Killip rang his father from New York to tell him he would be returning to the Isle of Man to photograph. Starting there was logical and so, towards the end of 1969, Killip began to work. Returning to London occasionally, he was even happy enough to show some of the early photographs in a group show with Dury, Rigden and others, but, after showing some early prints to Bill Jay, editor of Album magazine, he had a change of heart. Jay had looked at the photographs and found them ‘ok’, but suggested that something needed to change. Killip had been using a 35mm camera slowly, on a tripod; but if he was going to such trouble, should he not be using a plate camera? Killip left the meeting furious and perplexed, but when, on returning to the Isle of Man with a hired MPP camera from London’s Pelling & Cross, he exposed the first sheet of film, Mr Cubbon, Golden Meadow Mill, Castletown, he knew right away that Bill Jay had been right. He rang the hire company that evening and bought the aging camera.

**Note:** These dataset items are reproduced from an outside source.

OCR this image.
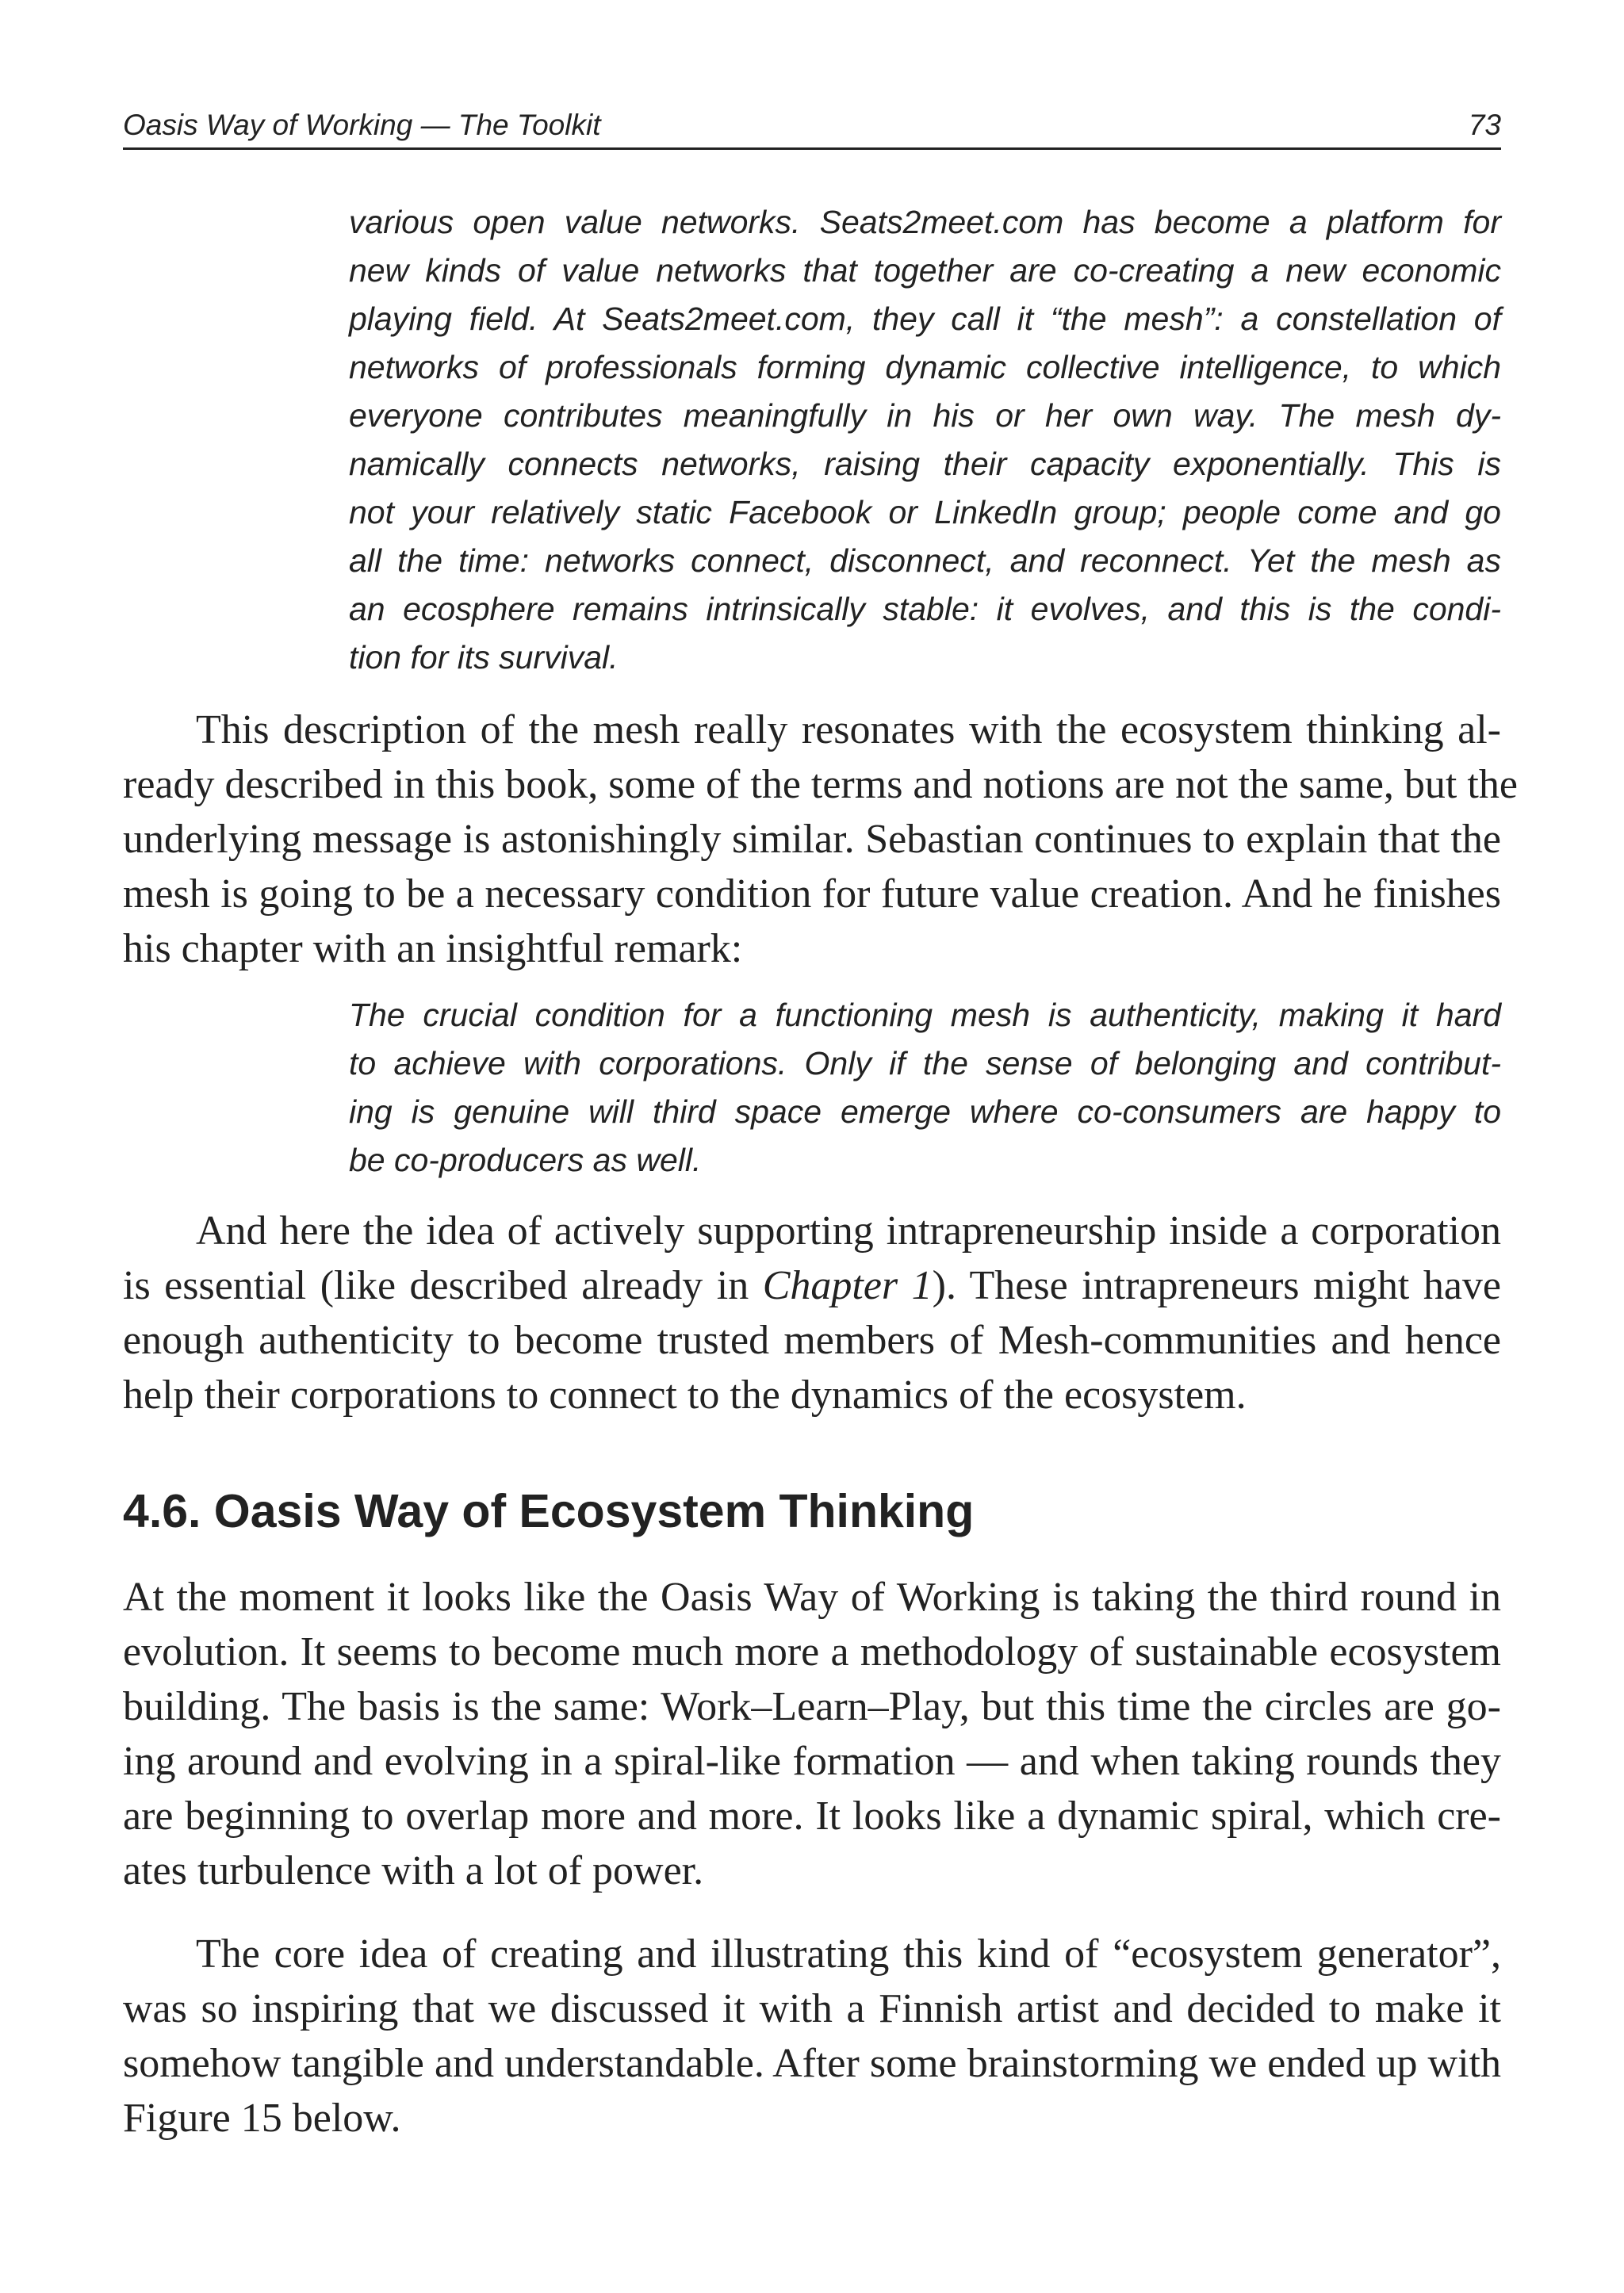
Oasis Way of Working — The Toolkit	73
various open value networks. Seats2meet.com has become a platform for
new kinds of value networks that together are co-creating a new economic
playing field. At Seats2meet.com, they call it “the mesh”: a constellation of
networks of professionals forming dynamic collective intelligence, to which
everyone contributes meaningfully in his or her own way. The mesh dy-
namically connects networks, raising their capacity exponentially. This is
not your relatively static Facebook or LinkedIn group; people come and go
all the time: networks connect, disconnect, and reconnect. Yet the mesh as
an ecosphere remains intrinsically stable: it evolves, and this is the condi-
tion for its survival.
This description of the mesh really resonates with the ecosystem thinking al-
ready described in this book, some of the terms and notions are not the same, but the
underlying message is astonishingly similar. Sebastian continues to explain that the
mesh is going to be a necessary condition for future value creation. And he finishes
his chapter with an insightful remark:
The crucial condition for a functioning mesh is authenticity, making it hard
to achieve with corporations. Only if the sense of belonging and contribut-
ing is genuine will third space emerge where co-consumers are happy to
be co-producers as well.
And here the idea of actively supporting intrapreneurship inside a corporation
is essential (like described already in Chapter 1). These intrapreneurs might have
enough authenticity to become trusted members of Mesh-communities and hence
help their corporations to connect to the dynamics of the ecosystem.
4.6. Oasis Way of Ecosystem Thinking
At the moment it looks like the Oasis Way of Working is taking the third round in
evolution. It seems to become much more a methodology of sustainable ecosystem
building. The basis is the same: Work–Learn–Play, but this time the circles are go-
ing around and evolving in a spiral-like formation — and when taking rounds they
are beginning to overlap more and more. It looks like a dynamic spiral, which cre-
ates turbulence with a lot of power.
The core idea of creating and illustrating this kind of “ecosystem generator”,
was so inspiring that we discussed it with a Finnish artist and decided to make it
somehow tangible and understandable. After some brainstorming we ended up with
Figure 15 below.
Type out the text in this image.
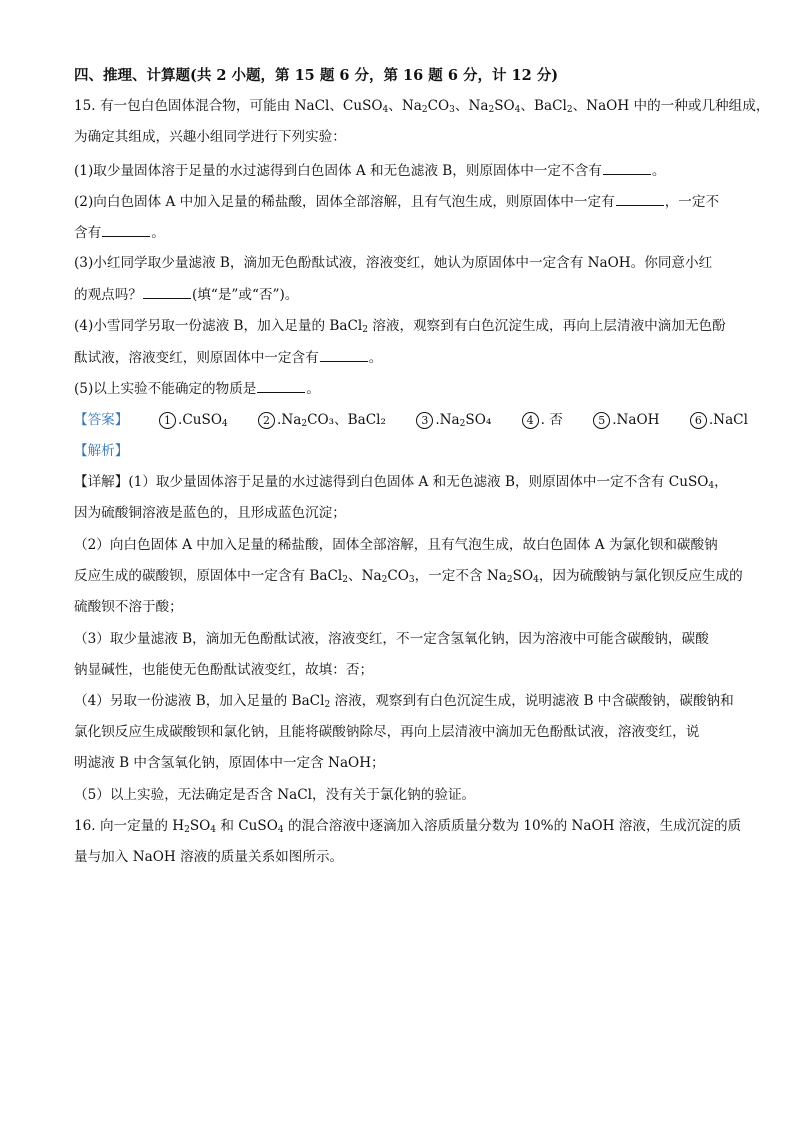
四、推理、计算题(共 2 小题，第 15 题 6 分，第 16 题 6 分，计 12 分)
15. 有一包白色固体混合物，可能由 NaCl、CuSO$_4$、$Na_2CO_3$、$Na_2SO_4$、BaCl$_2$、NaOH 中的一种或几种组成，
为确定其组成，兴趣小组同学进行下列实验：
(1)取少量固体溶于足量的水过滤得到白色固体 A 和无色滤液 B，则原固体中一定不含有	。
(2)向白色固体 A 中加入足量的稀盐酸，固体全部溶解，且有气泡生成，则原固体中一定有	，一定不
含有	。
(3)小红同学取少量滤液 B，滴加无色酚酞试液，溶液变红，她认为原固体中一定含有 NaOH。你同意小红
的观点吗？	(填“是”或“否”)。
(4)小雪同学另取一份滤液 B，加入足量的 BaCl$_2$ 溶液，观察到有白色沉淀生成，再向上层清液中滴加无色酚
酞试液，溶液变红，则原固体中一定含有	。
(5)以上实验不能确定的物质是	。
【答案】	1 .CuSO$_4$	2 $.Na_2CO_3$、BaCl₂	3 $.Na_2SO_4$	4 . 否	5 .NaOH	6 .NaCl
【解析】
【详解】(1）取少量固体溶于足量的水过滤得到白色固体 A 和无色滤液 B，则原固体中一定不含有 CuSO$_4$，
因为硫酸铜溶液是蓝色的，且形成蓝色沉淀；
（2）向白色固体 A 中加入足量的稀盐酸，固体全部溶解，且有气泡生成，故白色固体 A 为氯化钡和碳酸钠
反应生成的碳酸钡，原固体中一定含有 BaCl$_2$、$Na_2CO_3$，一定不含 $Na_2SO_4$，因为硫酸钠与氯化钡反应生成的
硫酸钡不溶于酸；
（3）取少量滤液 B，滴加无色酚酞试液，溶液变红，不一定含氢氧化钠，因为溶液中可能含碳酸钠，碳酸
钠显碱性，也能使无色酚酞试液变红，故填：否；
（4）另取一份滤液 B，加入足量的 BaCl$_2$ 溶液，观察到有白色沉淀生成，说明滤液 B 中含碳酸钠，碳酸钠和
氯化钡反应生成碳酸钡和氯化钠，且能将碳酸钠除尽，再向上层清液中滴加无色酚酞试液，溶液变红，说
明滤液 B 中含氢氧化钠，原固体中一定含 NaOH；
（5）以上实验，无法确定是否含 NaCl，没有关于氯化钠的验证。
16. 向一定量的 $H_2SO_4$ 和 CuSO$_4$ 的混合溶液中逐滴加入溶质质量分数为 10%的 NaOH 溶液，生成沉淀的质
量与加入 NaOH 溶液的质量关系如图所示。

Helen and her Hula-hoop, Seacoal Camp, Lynemouth, Northumbria, 1984 © Chris Killip Photography Trust/Magnum Photos.

An agreement with his father allowed Killip to photograph during the day, process the sheet film in the early evening and then work in the bar until midnight at the Bowling Green pub in Douglas, which by this time the Killip family had moved to. This routine was followed each winter between 1970 and 1972, with cheap land and sea travel enabling his trips to London, to his friend Hiroshi Yoda’s darkroom, for long days spent printing and sleeping on the darkroom floor when he was too tired to work further. When Paul Strand, whose earlier template had been so instructive, rang the pub one evening while Killip was back on the island to say that he was in London briefly and to ask to meet, Killip politely, firmly declined and continued serving customers. Strand had been given the number by The Times Picture Editor Norman Hall, whom Killip had met in 1970 and come to respect for his knowledge and tips about ‘who to look out for’. Hall was among a group in London whose commitment to photography proved influential. In West London, not far from where Killip lived while there, David Hurn’s flat in Porchester Court was a welcoming stopover for photographers passing through the city. Joseph Koudelka, whom Killip grew close to, would stay there for eight years after leaving Prague, and Diane Arbus, Leonard Freed and Bill Jay, who had offered that pivotal early advice, were among other visitors who contributed to Killip’s growing sensibility around photography.